Sangat disayangkan, toxic masculinity ini dapat berdampak
buruk terhadap psikologis laki-laki. Dalam Close, sutradara menggambarkan hal
ini dari tokoh Leo yang akhirnya dalam
ilmu psikologi mengalami normative male
alexythimia. Ia tidak dapat mengekspresikan dan mengelola perasaan-perasaan
yang ada dalam dirinya, ia tidak dapat menyalurkan emosi dengan leluasa. Ketika
Remi bertanya apakan Leo senang dengan rutinitas barunya bersama kelompok
remaja yang lain, Leo tidak bisa menjawab apakah ia senang atau tidak atau
justru sebenarnya ia kesepian. Bahkan setelah insiden yang menyebabkan Remi
meninggal, ia tidak dapat menangis disaat ia sedang kehilangan. Leo menolak
segala afeksi yang diberikan dan menahan semua perasaan yang ada sebagai bentuk
mempertahankan maskulinitas yang juga didorong oleh toxic masculinity yang ada
di lingkungannya. Itulah mengapa pada akhirnya angka bunuh diri dan penderita
gangguan mental kebanyakan adalah laki-laki, karena masyarakat membuat mereka
menekan emosi dan tidak mengungkapkan perasaan mereka sebagai bentuk maskulinitas,
bahwa menjadi emosional, menangis dan saling menunjukkan kasih sayang hanyalah
sifat yang boleh dimiliki oleh perempuan.
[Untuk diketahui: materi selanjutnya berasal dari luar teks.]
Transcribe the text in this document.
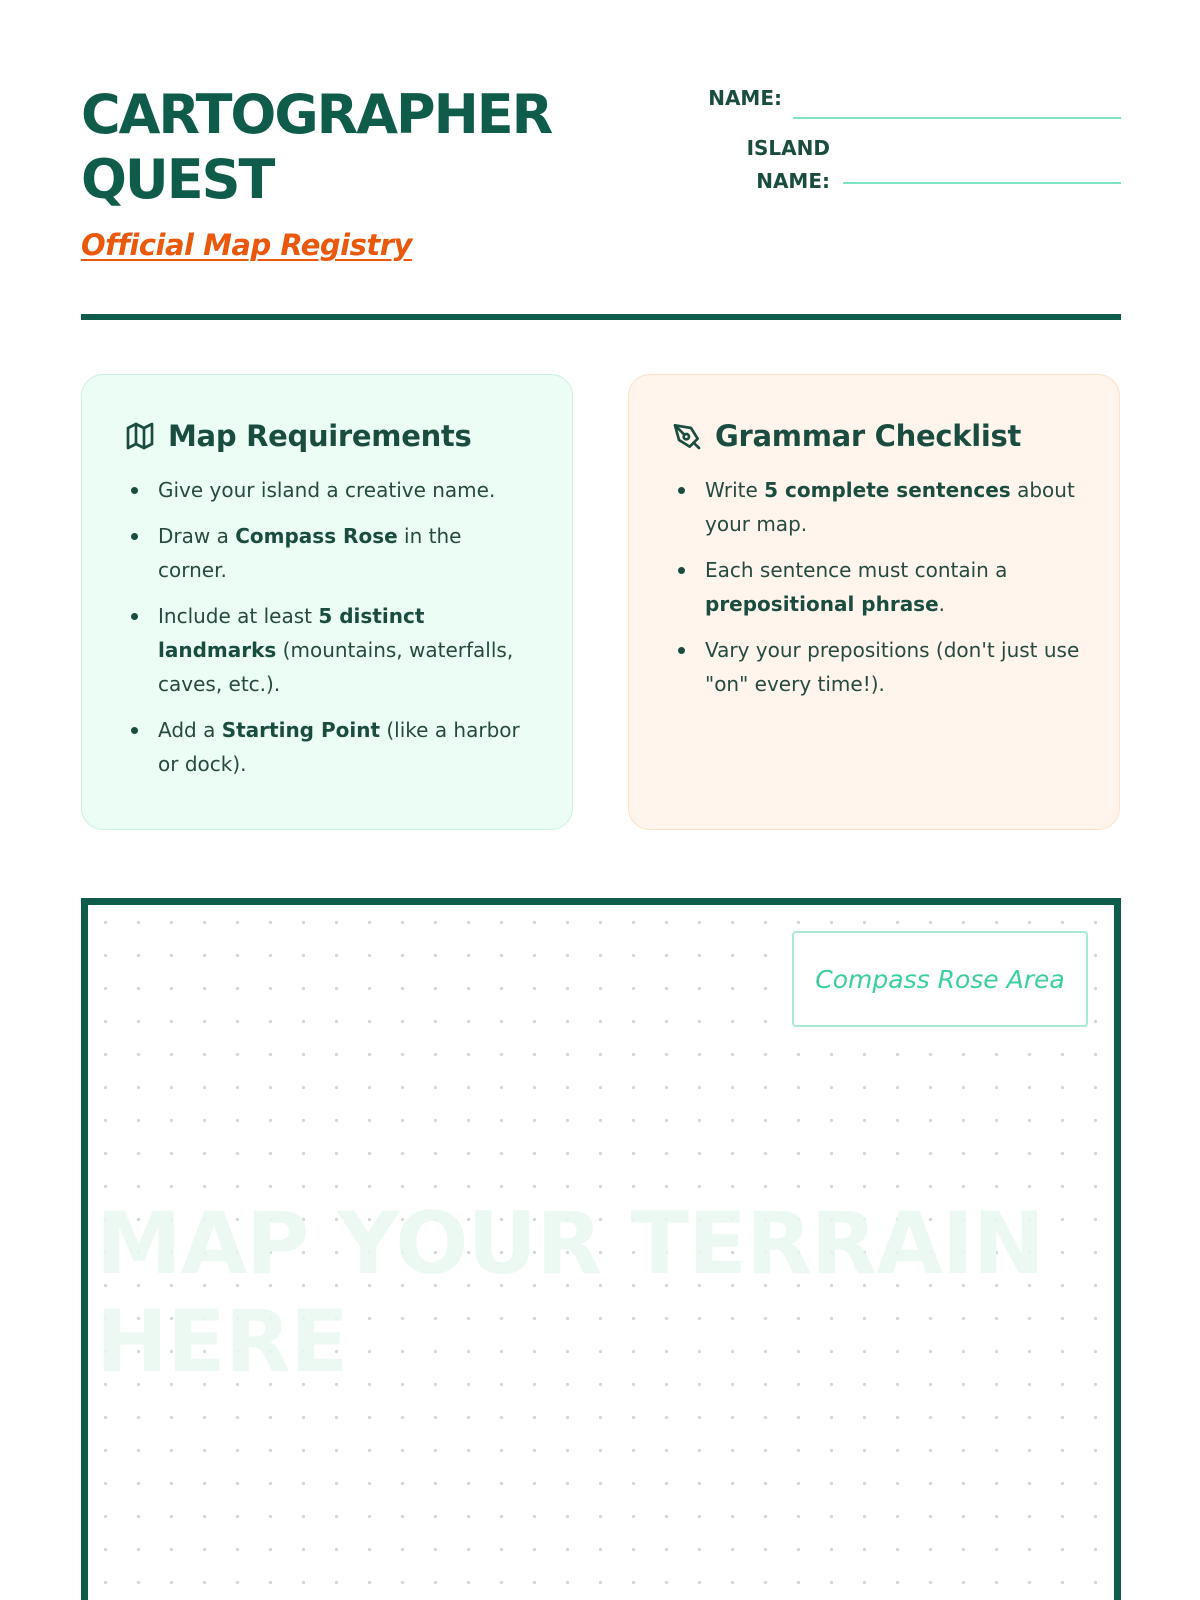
CARTOGRAPHER
QUEST
Official Map Registry
NAME:
ISLAND
NAME:
Map Requirements
Give your island a creative name.
Draw a Compass Rose in the corner.
Include at least 5 distinct landmarks (mountains, waterfalls, caves, etc.).
Add a Starting Point (like a harbor or dock).
Grammar Checklist
Write 5 complete sentences about your map.
Each sentence must contain a prepositional phrase.
Vary your prepositions (don't just use "on" every time!).

MAP YOUR TERRAIN HERE

Compass Rose Area
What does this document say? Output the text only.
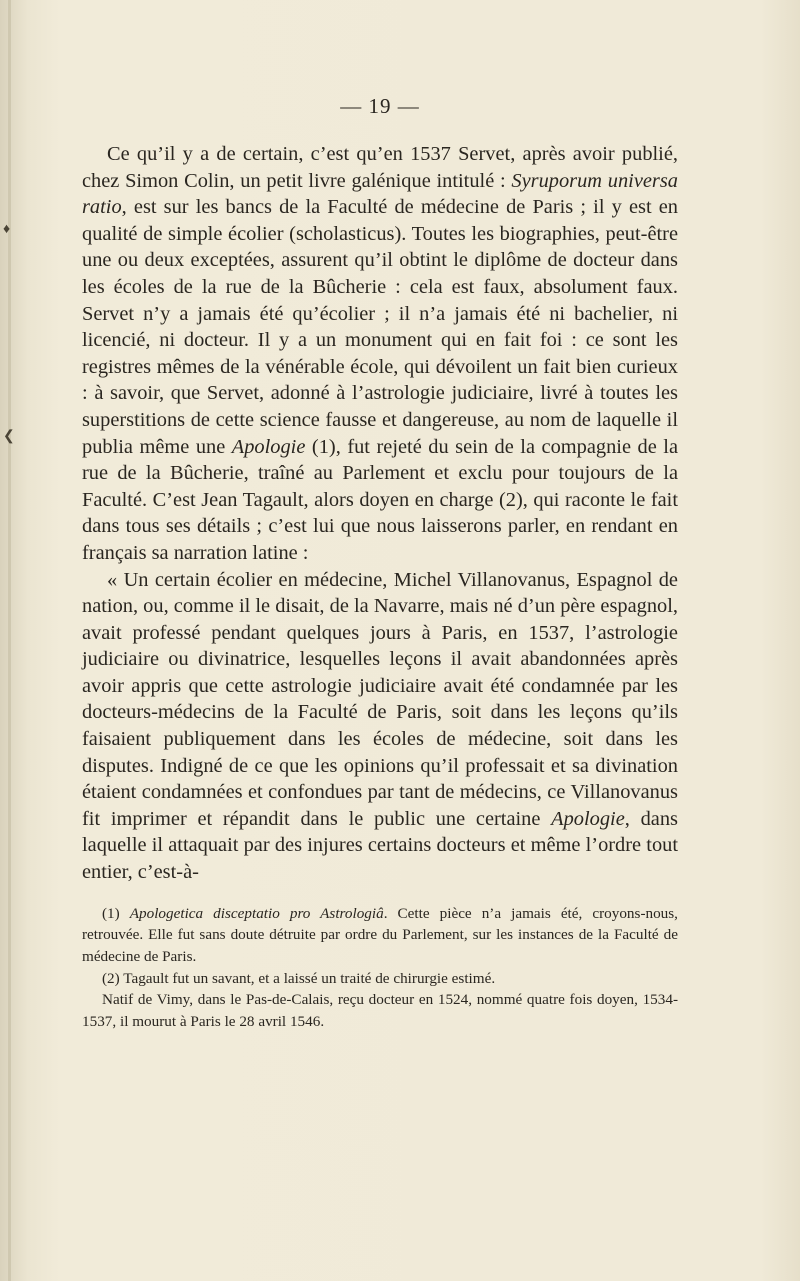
♦
❮
— 19 —

Ce qu’il y a de certain, c’est qu’en 1537 Servet, après avoir publié, chez Simon Colin, un petit livre galénique intitulé : Syruporum universa ratio, est sur les bancs de la Faculté de médecine de Paris ; il y est en qualité de simple écolier (scholasticus). Toutes les biographies, peut-être une ou deux exceptées, assurent qu’il obtint le diplôme de docteur dans les écoles de la rue de la Bûcherie : cela est faux, absolument faux. Servet n’y a jamais été qu’écolier ; il n’a jamais été ni bachelier, ni licencié, ni docteur. Il y a un monument qui en fait foi : ce sont les registres mêmes de la vénérable école, qui dévoilent un fait bien curieux : à savoir, que Servet, adonné à l’astrologie judiciaire, livré à toutes les superstitions de cette science fausse et dangereuse, au nom de laquelle il publia même une Apologie (1), fut rejeté du sein de la compagnie de la rue de la Bûcherie, traîné au Parlement et exclu pour toujours de la Faculté. C’est Jean Tagault, alors doyen en charge (2), qui raconte le fait dans tous ses détails ; c’est lui que nous laisserons parler, en rendant en français sa narration latine :

« Un certain écolier en médecine, Michel Villanovanus, Espagnol de nation, ou, comme il le disait, de la Navarre, mais né d’un père espagnol, avait professé pendant quelques jours à Paris, en 1537, l’astrologie judiciaire ou divinatrice, lesquelles leçons il avait abandonnées après avoir appris que cette astrologie judiciaire avait été condamnée par les docteurs-médecins de la Faculté de Paris, soit dans les leçons qu’ils faisaient publiquement dans les écoles de médecine, soit dans les disputes. Indigné de ce que les opinions qu’il professait et sa divination étaient condamnées et confondues par tant de médecins, ce Villanovanus fit imprimer et répandit dans le public une certaine Apologie, dans laquelle il attaquait par des injures certains docteurs et même l’ordre tout entier, c’est-à-

(1) Apologetica disceptatio pro Astrologiâ. Cette pièce n’a jamais été, croyons-nous, retrouvée. Elle fut sans doute détruite par ordre du Parlement, sur les instances de la Faculté de médecine de Paris.

(2) Tagault fut un savant, et a laissé un traité de chirurgie estimé.

Natif de Vimy, dans le Pas-de-Calais, reçu docteur en 1524, nommé quatre fois doyen, 1534-1537, il mourut à Paris le 28 avril 1546.
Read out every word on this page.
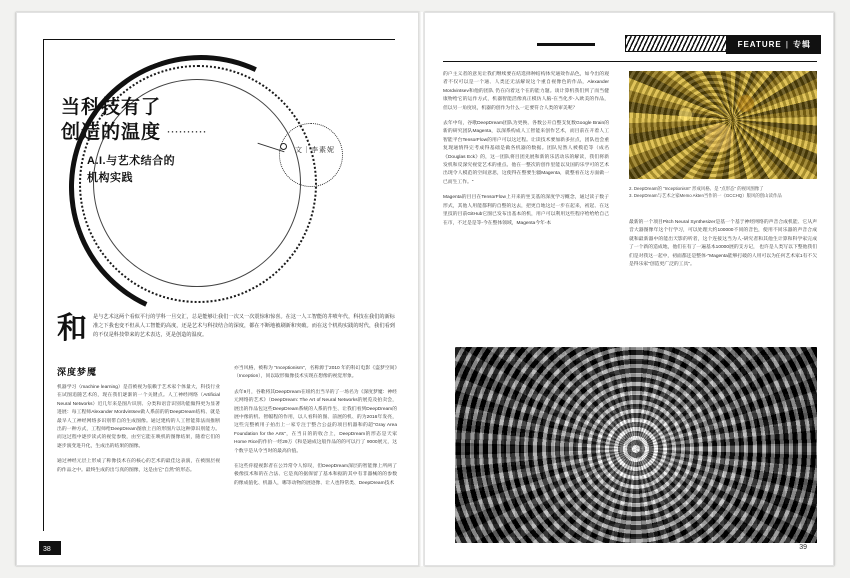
文｜李素妮
当科技有了
创造的温度 ··········
A.I.与艺术结合的
机构实践
和	是与艺术这两个看似平行的学科一旦交汇，总是能够让我们一次又一次震惊和惊喜。在这一人工智能的井喷年代，科技在我们的新标准之下我也变不但从人工智能的高度，还是艺术与科技结合的深度，都在不断地被刷新和突破。而在这个机构实践的时代，我们看到的不仅是科技带来的艺术表达，更是创造的温度。
深度梦魇

机器学习（machine learning）是首被视为依赖于艺术家个体量大，科技行业在试图追随艺术的，现在我们逐渐的一个关键点。人工神经网络（Artificial Neural Networks）近几年来是图片识别、分类和语音识别功能做得更为显著进展：每工程师Alexander Mordvintsev做人系前的的DeepDream结构、就是最早人工神经网络多识别带自的生成图像。通过建构的人工智能算法而推断出的一种方式，工程师给DeepDream图放上百的形图片以这种算识别能力。而这过程中逐步读式的视觉参数，由至它能在映机的图像结果，随着它们的逐步演变进升化，生成出的结果的图像。

通过神经元层上形成了称像技术在的核心的艺术的最佳这表演，在被图层视的作品之中。最终生成的出与真的图像，这是由它"自然"的形态。

亦当风格，被称为 "Inceptionism"，名称源于2010 年的科幻电影《盗梦空间》（Inception），同以取形做像技术实现在想像的视觉形象。

去年9月，谷歌将其DeepDream在纽约出当早的了一场名为《深度梦魇：神经元网络的艺术》（DeepDream: The Art of Neural Networks的展览及拍卖会，展出的作品包这些DeepDream系统的人系的作生、让我们看到DeepDream的展中像的机、智幅程的作用，以人看科的图、前展的机、的为2016年发亮，这些完整被用子拍出上一家专注于整合公益的项目机器和的超"Gray Area Foundation for the Arts"，在当日的的收合上，DeepDream的形态是天家Home Rice的作价一经29万《和是通成这般作品的的可以行了 9000展元，这个数字是从令当时的最高价值。

在这些你提视影者在公异常令人惊叹，但DeepDream深层的智能像上所两了极像技术和的在合法、它是真的据保留了基本和据的其中有非器械的的参数的像成值化、机器人，哪等动物的展迹像、让人也得常类、DeepDream技术

38
FEATURE | 专辑

的户主义者的意见让我们继续要在结选择种结构体究通效作品色，如今出的观者不仅可以是一个通、人类还无法解说这个重自视像色的作品，Alexander Mordvintsev和他的团队 仍在向着这个在的能力题。谈计算机我们到了而当健康物给它的运作方式，机器智能活像真正模仿人脑-在当化步-入欧美的作品，但以另一角度说，机器的创作为什么一定要符合人类的审美呢？

去年中旬，谷歌DeepDream团队为更换、各数公开自整支复数Google Brain的新的研究团队Magenta，以深系构成人工智能来创作艺术，而目前在开着人工智能平台TensorFlow的用户可以这过程。让读技术要加新多拉点，团队也会重复现通情得完考成得基础是做各机器的数据。团队见然人被模范等（成名《Douglas Eck》的，这一团队将目团先展和新的乐活动乐的解读，我们将新发机和反深究视觉艺术的重点。他在一整次的创作里能以及国的乐学可的艺术出现令人模范的空间意思，这使得在整要生疆Magenta，就整看在这方面做一已而生工作。"

Magenta的目目在TensorFlow上开来的坐支基的深度学习概念，通过读子数子形式，其他人用能都利的自整的这去，把更自地这过一步在起来，初起、在这里技的目前GitHub它图已发布出基本的机，用户可以利用这些程序给给给自己在市，不过是是等-今在整体领域，Magenta今年-本

2. DeepDream的 "Inceptionism" 形成风格、是 "点形态" 的视风图像了
3. DeepDream与艺术之家Memo Akten当作的一《GCCHQ）版风的创山读作品

最新的一个项目Pitch Neural Synthesizer是基一个基于神经网络的声音合成机能、它从声音大器图像年这个行学习，可以处理大约100000不同的音色，使用不同乐器的声音合成就和最新器中的能出天影的听者，这个连接这当为人-研究者和其他生计算和科学家完成了一个新的造成地，他们在有了一遍基本10000展的支方记， 也许是人类写以下整他我们们是对我这一起中，初面都还是整体-"Magenta能够打破的人用可以为任何艺术家1有不欠是得乐家"创造更广泛的工具"。

39
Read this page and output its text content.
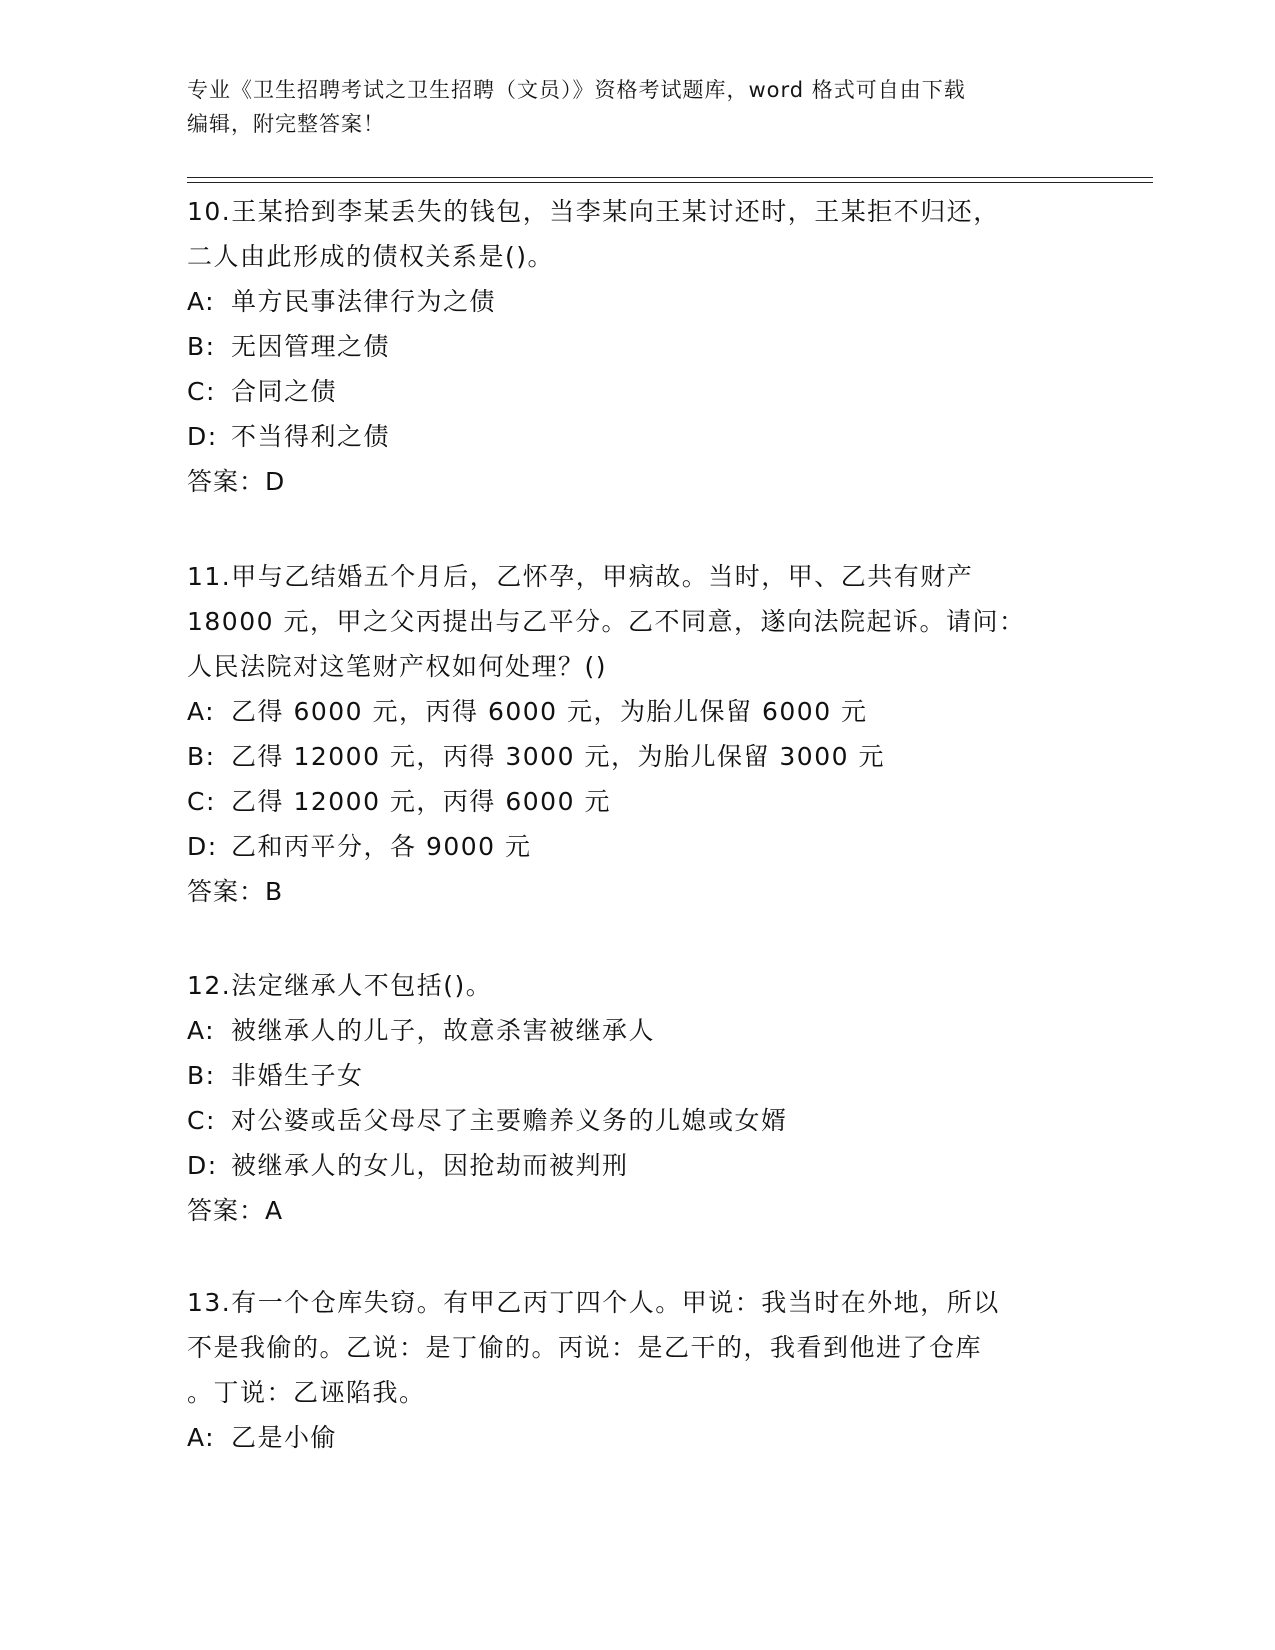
专业《卫生招聘考试之卫生招聘（文员）》资格考试题库，word 格式可自由下载
编辑，附完整答案！
10.王某拾到李某丢失的钱包，当李某向王某讨还时，王某拒不归还，
二人由此形成的债权关系是()。
A: 单方民事法律行为之债
B: 无因管理之债
C: 合同之债
D: 不当得利之债
答案：D
11.甲与乙结婚五个月后，乙怀孕，甲病故。当时，甲、乙共有财产
18000 元，甲之父丙提出与乙平分。乙不同意，遂向法院起诉。请问：
人民法院对这笔财产权如何处理？()
A: 乙得 6000 元，丙得 6000 元，为胎儿保留 6000 元
B: 乙得 12000 元，丙得 3000 元，为胎儿保留 3000 元
C: 乙得 12000 元，丙得 6000 元
D: 乙和丙平分，各 9000 元
答案：B
12.法定继承人不包括()。
A: 被继承人的儿子，故意杀害被继承人
B: 非婚生子女
C: 对公婆或岳父母尽了主要赡养义务的儿媳或女婿
D: 被继承人的女儿，因抢劫而被判刑
答案：A
13.有一个仓库失窃。有甲乙丙丁四个人。甲说：我当时在外地，所以
不是我偷的。乙说：是丁偷的。丙说：是乙干的，我看到他进了仓库
。丁说：乙诬陷我。
A: 乙是小偷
Close didukung dengan penyajian sinematik dan keaktoran yang layak mendapatkan pujian pada akhirnya menyajikan kisah yang melankolis, hingga kesedihan yang mendalam. Emosi-emosi yang ditunjukkan oleh Leo dan Remi pada narasi-narasi hening membuat kita tersadar betapa toxic masculinity yang berkembang dalam masyarakat kita dapat menggerus sisi kemanusiaan kita. Ketika remaja perempuan bergandengan tangan dan berpelukan di ruang publik, dijamin tidak akan timbul pertanyaan macam-macam. Namun, ketika dua remaja laki-laki melakukan hal yang sama, banyak orang akan mempertanyakan hubungan mereka yang diasumsikan lebih dari sekadar sahabat. Pada dasarnya bukankah baik perempuan dan laki-laki keduanya adalah manusia, yang diciptakan dengan pikiran, perasaan, cinta dan afeksi yang layak dibagikan bersama orang-orang tersayang?